Inhalt

Text gilt ab: 28.02.2012

3. Derivative Finanzinstrumente

3.1  Beratungspflichten der Banken

Unter Nr. 6.2 der Bekanntmachung vom 10. März 2010 (AllMBl S. 87, im Internet unter http://www.innenministerium.bayern.de/buerger/kommunen/finanzen/) haben wir auf ein Urteil des OLG Bamberg vom 11. Mai 2009 (Az.: 4 U 92/08) hingewiesen. Inzwischen hat der BGH mit Urteil vom 22. März 2011 (Az.: XI ZR 33/10) die Schadenersatzpflicht von Banken bei Verletzung von Beratungspflichten im Zusammenhang mit der Empfehlung eines Spread Ladder Swap-Vertrages bejaht. Solche komplexen und risikoreichen Geschäfte bayerischer Kommunen sind uns nicht bekannt. Inwieweit vergleichbare Pflichten auch bei anders – evtl. auch einfacher – strukturierten derivativen Finanzinstrumenten bestehen, ist offen.

3.2  Verjährungsfristen

Bei der Durchsetzung möglicher Ansprüche aus der Verletzung von Beratungspflichten sind zudem die einschlägigen Verjährungsfristen zu beachten. Nach den allgemeinen Vorschriften der §§ 195 ff. BGB gilt eine Verjährungsfrist von drei Jahren ab dem Schluss des Jahres, in dem die Kommune die Falschberatung erkennt oder hätte erkennen müssen. Unabhängig von dieser Kenntnis verjähren die Schadenersatzansprüche in zehn Jahren von ihrer Entstehung an. Ob bei Derivatgeschäften ggf. auch kürzere spezialgesetzlich geregelte Verjährungsfristen einschlägig sein können, bedarf der Prüfung im Einzelfall. § 37a WpHG a. F. etwa regelte eine Verjährungsfrist von drei Jahren. Fristbeginn war der Zeitpunkt des Erwerbs des Wertpapiers, über das der Anleger unzureichend aufgeklärt oder beraten worden ist. Ob Derivatgeschäfte den Erwerb eines Wertpapiers zum Gegenstand haben, was Voraussetzung für die Anwendbarkeit dieser Spezialvorschrift wäre, ist strittig. Gefestigte Rechtsprechung dazu liegt bislang nicht vor.
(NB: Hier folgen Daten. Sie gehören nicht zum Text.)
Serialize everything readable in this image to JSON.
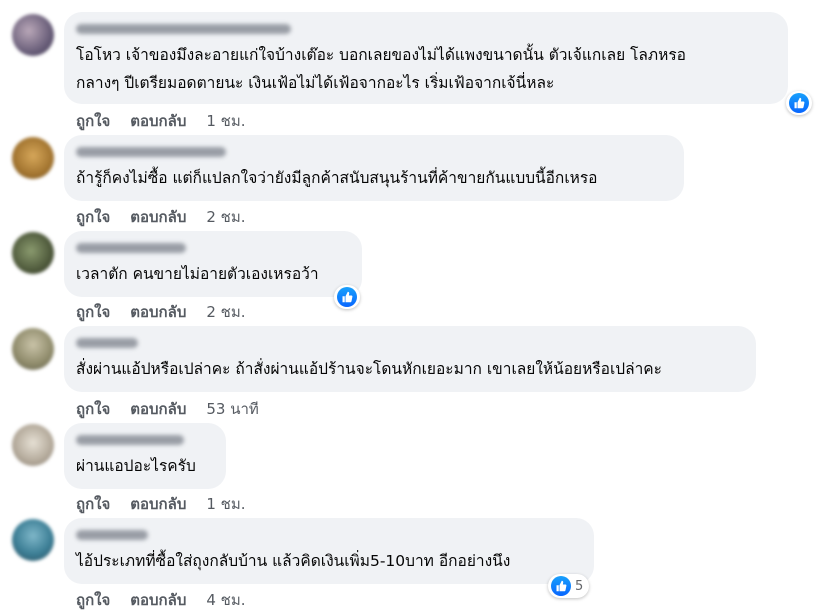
{
  "comments": [
    {
      "text": "โอโหว เจ้าของมึงละอายแก่ใจบ้างเต๊อะ บอกเลยของไม่ได้แพงขนาดนั้น ตัวเจ้แกเลย โลภหรอ\nกลางๆ ปีเตรียมอดตายนะ เงินเฟ้อไม่ได้เฟ้อจากอะไร เริ่มเฟ้อจากเจ้นี่หละ",
      "like_label": "ถูกใจ",
      "reply_label": "ตอบกลับ",
      "time": "1 ชม.",
      "reaction_icon": "like-icon"
    },
    {
      "text": "ถ้ารู้ก็คงไม่ซื้อ แต่ก็แปลกใจว่ายังมีลูกค้าสนับสนุนร้านที่ค้าขายกันแบบนี้อีกเหรอ",
      "like_label": "ถูกใจ",
      "reply_label": "ตอบกลับ",
      "time": "2 ชม."
    },
    {
      "text": "เวลาตัก คนขายไม่อายตัวเองเหรอว้า",
      "like_label": "ถูกใจ",
      "reply_label": "ตอบกลับ",
      "time": "2 ชม.",
      "reaction_icon": "like-icon"
    },
    {
      "text": "สั่งผ่านแอ้ปหรือเปล่าคะ ถ้าสั่งผ่านแอ้ปร้านจะโดนหักเยอะมาก เขาเลยให้น้อยหรือเปล่าคะ",
      "like_label": "ถูกใจ",
      "reply_label": "ตอบกลับ",
      "time": "53 นาที"
    },
    {
      "text": "ผ่านแอปอะไรครับ",
      "like_label": "ถูกใจ",
      "reply_label": "ตอบกลับ",
      "time": "1 ชม."
    },
    {
      "text": "ไอ้ประเภทที่ซื้อใส่ถุงกลับบ้าน แล้วคิดเงินเพิ่ม5-10บาท อีกอย่างนึง",
      "like_label": "ถูกใจ",
      "reply_label": "ตอบกลับ",
      "time": "4 ชม.",
      "reaction_icon": "like-icon",
      "reaction_count": "5"
    }
  ],
  "colors": {
    "bubble": "#f0f2f5",
    "action_text": "#555a61",
    "like_blue": "#0866ff"
  }
}
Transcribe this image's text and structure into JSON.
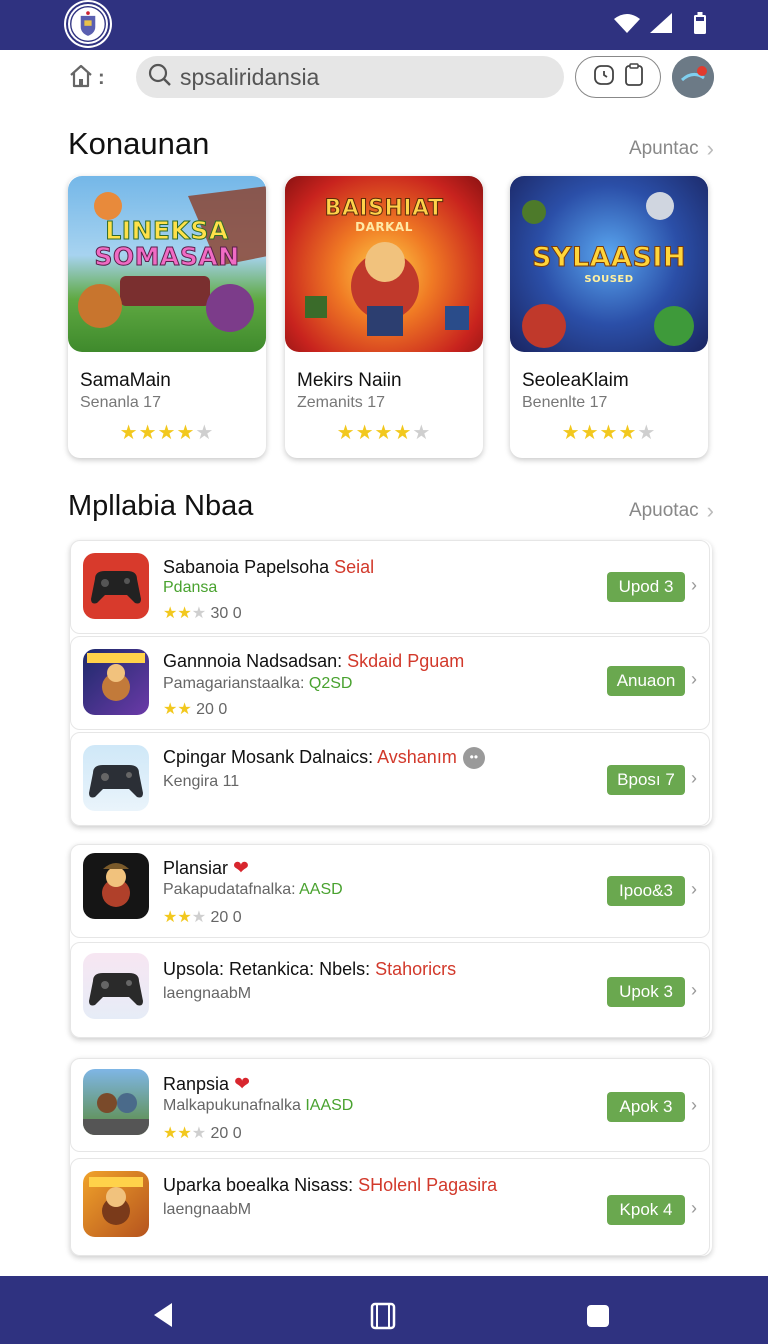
{
  "status_bar": {
    "bg": "#2f3280"
  },
  "search": {
    "query": "spsaliridansia"
  },
  "featured": {
    "title": "Konaunan",
    "see_all": "Apuntac",
    "cards": [
      {
        "art_text": [
          "LINEKSA",
          "SOMASAN"
        ],
        "name": "SamaMain",
        "sub": "Senanla 17",
        "rating": 4
      },
      {
        "art_text": [
          "BAISHIAT",
          "DARKAL"
        ],
        "name": "Mekirs Naiin",
        "sub": "Zemanits 17",
        "rating": 4
      },
      {
        "art_text": [
          "SYLAASIH",
          "SOUSED"
        ],
        "name": "SeoleaKlaim",
        "sub": "Benenlte 17",
        "rating": 4
      }
    ]
  },
  "list": {
    "title": "Mpllabia Nbaa",
    "see_all": "Apuotac",
    "items": [
      {
        "title": "Sabanoia Papelsoha",
        "title_accent": "Seial",
        "line2": "",
        "line2_accent": "Pdansa",
        "line3": "30   0",
        "stars": 2,
        "button": "Upod 3",
        "heart": false,
        "more": false
      },
      {
        "title": "Gannnoia Nadsadsan:",
        "title_accent": "Skdaid Pguam",
        "line2": "Pamagarianstaalka:",
        "line2_accent": "Q2SD",
        "line3": "20   0",
        "stars": 2,
        "button": "Anuaon",
        "heart": false,
        "more": false
      },
      {
        "title": "Cpingar Mosank Dalnaics:",
        "title_accent": "Avshanım",
        "line2": "Kengira  11",
        "line2_accent": "",
        "line3": "",
        "stars": 0,
        "button": "Bposı 7",
        "heart": false,
        "more": true
      },
      {
        "title": "Plansiar",
        "title_accent": "",
        "line2": "Pakapudatafnalka:",
        "line2_accent": "AASD",
        "line3": "20   0",
        "stars": 2,
        "button": "Ipoo&3",
        "heart": true,
        "more": false
      },
      {
        "title": "Upsola: Retankica: Nbels:",
        "title_accent": "Stahoricrs",
        "line2": "laengnaabM",
        "line2_accent": "",
        "line3": "",
        "stars": 0,
        "button": "Upok 3",
        "heart": false,
        "more": false
      },
      {
        "title": "Ranpsia",
        "title_accent": "",
        "line2": "Malkapukunafnalka",
        "line2_accent": "IAASD",
        "line3": "20   0",
        "stars": 2,
        "button": "Apok 3",
        "heart": true,
        "more": false
      },
      {
        "title": "Uparka boealka Nisass:",
        "title_accent": "SHolenl Pagasira",
        "line2": "laengnaabM",
        "line2_accent": "",
        "line3": "",
        "stars": 0,
        "button": "Kpok 4",
        "heart": false,
        "more": false
      }
    ]
  },
  "colors": {
    "brand": "#2f3280",
    "button_green": "#6aa84f",
    "accent_red": "#d2392b",
    "accent_green": "#49a22f",
    "star": "#f2c81e"
  }
}
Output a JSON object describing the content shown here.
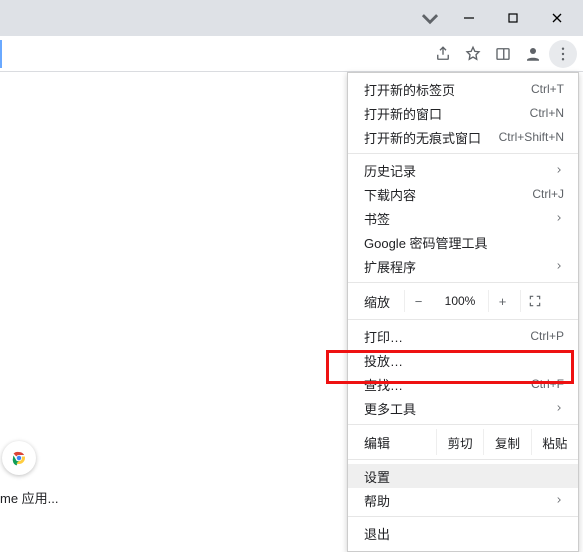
{
  "menu": {
    "new_tab": "打开新的标签页",
    "new_tab_sc": "Ctrl+T",
    "new_window": "打开新的窗口",
    "new_window_sc": "Ctrl+N",
    "incognito": "打开新的无痕式窗口",
    "incognito_sc": "Ctrl+Shift+N",
    "history": "历史记录",
    "downloads": "下载内容",
    "downloads_sc": "Ctrl+J",
    "bookmarks": "书签",
    "pwmgr": "Google 密码管理工具",
    "extensions": "扩展程序",
    "zoom_label": "缩放",
    "zoom_value": "100%",
    "print": "打印…",
    "print_sc": "Ctrl+P",
    "cast": "投放…",
    "find": "查找…",
    "find_sc": "Ctrl+F",
    "more_tools": "更多工具",
    "edit_label": "编辑",
    "cut": "剪切",
    "copy": "复制",
    "paste": "粘贴",
    "settings": "设置",
    "help": "帮助",
    "exit": "退出"
  },
  "bottom": {
    "app_label": "me 应用..."
  }
}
3.3  Eigenverantwortung der Kommunen auch bei Einschaltung externer Berater

Die immer wieder bekannt werdenden z. T. beträchtlichen Verluste – auch bei Einschaltung externer Berater – erfordern es, noch einmal die Eigenverantwortung der Kommune bei der Entscheidung über den Einsatz derivativer Finanzinstrumente und die Notwendigkeit ausreichenden eigenen Fachwissens in der Kommune hervorzuheben (vgl. Schreiben vom 8. November 1995, Az.: IB4-1513, aktualisiert mit Schreiben vom 14. September 2009, im Internet unter http://www.innenministerium.bayern.de/buerger/kommunen/finanzen/). Das gilt gerade auch bei der Einschaltung externer Berater (vgl. Nr. 6.2 der o. a. Bekanntmachung). Ob die zuständigen Bediensteten der Kommune über ausreichende Fachkenntnisse verfügen, muss die Kommune eigenverantwortlich beurteilen. Ggf. muss sie für eine ausreichende Qualifikation (z.B. durch Schulungen und Fortbildungen) sorgen. Angesichts der schwierigen Materie kann es auch geboten sein, sich entsprechend dem vorhandenen Fachwissen auf einfacher strukturierte Geschäfte und eine risikoärmere Zinssteuerungsstrategie (z.B. Zinssicherung statt Zinsoptimierung) zu beschränken. Dies gilt insbesondere auch bei knapper Personalausstattung.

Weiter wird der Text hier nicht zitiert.